When the bottom half of the inning played itself out all the way up to Joey Bats, sorry I had to call him that, it just felt like this is the way the game was supposed to be. Jeff Banister can say it came down to bad fielding and this that or the other, but in reality, the better team won. But I’m getting ahead of myself again.
Joey Bats. The homer. THE HOMER. Joe Carter said it was the second best home run in Jays history, Joe should know. I still remember Joe’s home run. I think I jumped through the house like Joe. I couldn’t stand Mitch Williams. For Joe to slam that ball over the fence like that and beat the terrible Phillies, it was the best. But in some ways this was almost better.

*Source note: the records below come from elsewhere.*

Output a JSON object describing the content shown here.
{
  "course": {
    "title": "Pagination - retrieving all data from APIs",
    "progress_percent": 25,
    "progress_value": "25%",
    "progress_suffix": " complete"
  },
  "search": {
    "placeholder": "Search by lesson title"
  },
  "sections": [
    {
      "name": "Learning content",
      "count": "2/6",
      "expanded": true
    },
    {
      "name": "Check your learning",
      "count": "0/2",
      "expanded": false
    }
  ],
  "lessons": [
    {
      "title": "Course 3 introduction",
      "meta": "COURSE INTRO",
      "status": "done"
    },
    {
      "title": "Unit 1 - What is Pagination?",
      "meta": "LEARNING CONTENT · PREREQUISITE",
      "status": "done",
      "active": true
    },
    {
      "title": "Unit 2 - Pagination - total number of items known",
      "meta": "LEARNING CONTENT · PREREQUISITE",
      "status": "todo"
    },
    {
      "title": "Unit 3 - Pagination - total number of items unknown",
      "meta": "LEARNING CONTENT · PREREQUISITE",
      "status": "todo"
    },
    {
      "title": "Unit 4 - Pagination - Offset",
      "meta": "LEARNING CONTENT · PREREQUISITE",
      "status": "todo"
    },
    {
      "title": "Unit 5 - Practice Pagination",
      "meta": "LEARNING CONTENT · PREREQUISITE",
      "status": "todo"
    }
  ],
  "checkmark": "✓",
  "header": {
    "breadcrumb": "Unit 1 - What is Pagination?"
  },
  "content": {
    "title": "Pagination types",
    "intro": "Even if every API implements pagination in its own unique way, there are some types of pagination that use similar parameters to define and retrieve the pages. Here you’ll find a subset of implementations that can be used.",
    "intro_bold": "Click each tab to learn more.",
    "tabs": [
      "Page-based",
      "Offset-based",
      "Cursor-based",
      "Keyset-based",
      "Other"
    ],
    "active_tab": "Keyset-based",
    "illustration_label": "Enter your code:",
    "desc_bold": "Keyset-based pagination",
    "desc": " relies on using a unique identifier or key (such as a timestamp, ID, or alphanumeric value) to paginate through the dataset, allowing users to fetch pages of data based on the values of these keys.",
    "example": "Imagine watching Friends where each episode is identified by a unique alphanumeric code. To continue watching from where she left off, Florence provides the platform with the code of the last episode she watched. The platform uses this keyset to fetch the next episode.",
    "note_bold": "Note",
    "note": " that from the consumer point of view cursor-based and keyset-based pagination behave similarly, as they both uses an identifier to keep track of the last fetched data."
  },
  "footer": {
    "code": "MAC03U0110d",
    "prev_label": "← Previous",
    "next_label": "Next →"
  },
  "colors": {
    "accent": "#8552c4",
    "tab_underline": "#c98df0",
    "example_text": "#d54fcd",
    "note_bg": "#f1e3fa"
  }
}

I almost think Robbie’s homer off Eckersley in Game 4 of the 1992 ALCS is up there too. Robbie who hardly ever was a home run threat against a guy that all those damn A’s fans thought would shut down the Jays and he just sends it down the line. I had a poster I got from Toronto with him winning the ALCS MVP that showed him holding up his arms after hitting that home run. I remember I had rigged up an antenna in my room so I could listen to radio stations all over the country (and Canada!) and I happened to catch that game and I still remember that home run.
Anyway, Jose hits the home run and flips his bat. He just has no more use for a bat because in reality the ball is on its way to Vancouver. They are going to need to send out the RCMP to find it. Apparently some felt that Jose was showing up the pitcher which led me to ask the question, why is that in baseball everyone is so against showing emotion?
In football, you score a touchdown and you celebrate. Guys run down the field to grab each other and jump up and down. A quarterback makes a toss to a wide receiver who burns a safety to score and the safety doesn’t say after the game he felt like the wide receiver showed him up by celebrating.
In basketball some guy makes a huge three in the corner to tie the game late in the fourth and the entire bench goes crazy. No one is over there saying that they are being shown up.
In hockey, you score a goal and you go celebrate. You jump up against the glass and celebrate with your linemates. You celebrate. No one says you are showing up the goalie.
In soccer, it’s the same thing. Goal. Celebrate.
The pitcher’s job is to throw the ball by the batter and the batter’s job is to hit the ball. That being said there’s emotion because we are human. When humans do jobs, emotions get involved.
What I can’t understand is why are we still talking about people being shown up in 2015? When this gets brought up I think about those two old guys on the Muppets. I imagine baseball as being a game for old guys that want to see a boring game. If that’s what people want to see then it’s time to change the game.
Steve Phillips of SiriusXm’s The Lead Off Spot made a comment on the day after the game that David Price had a note left in his locker by Joe Maddon when he was playing for the Tampa Bay Rays. Maddon told him if he didn’t want to be shown up that he needs to make the pitch. In this situation if Sam Dyson throws a better pitch we aren’t talking about the second greatest home run in Jays history occurring on October 14, 2015. How ironic is it that Sam Dyson was drafted by the Jays in 2010?
Now it’s time to move on to Kansas City and hopefully the Jays don’t let all the emotional energy of a comeback win and odd 7th drain them. It’s time for them not only to take October but Own October because October is for bats…Joey Bats!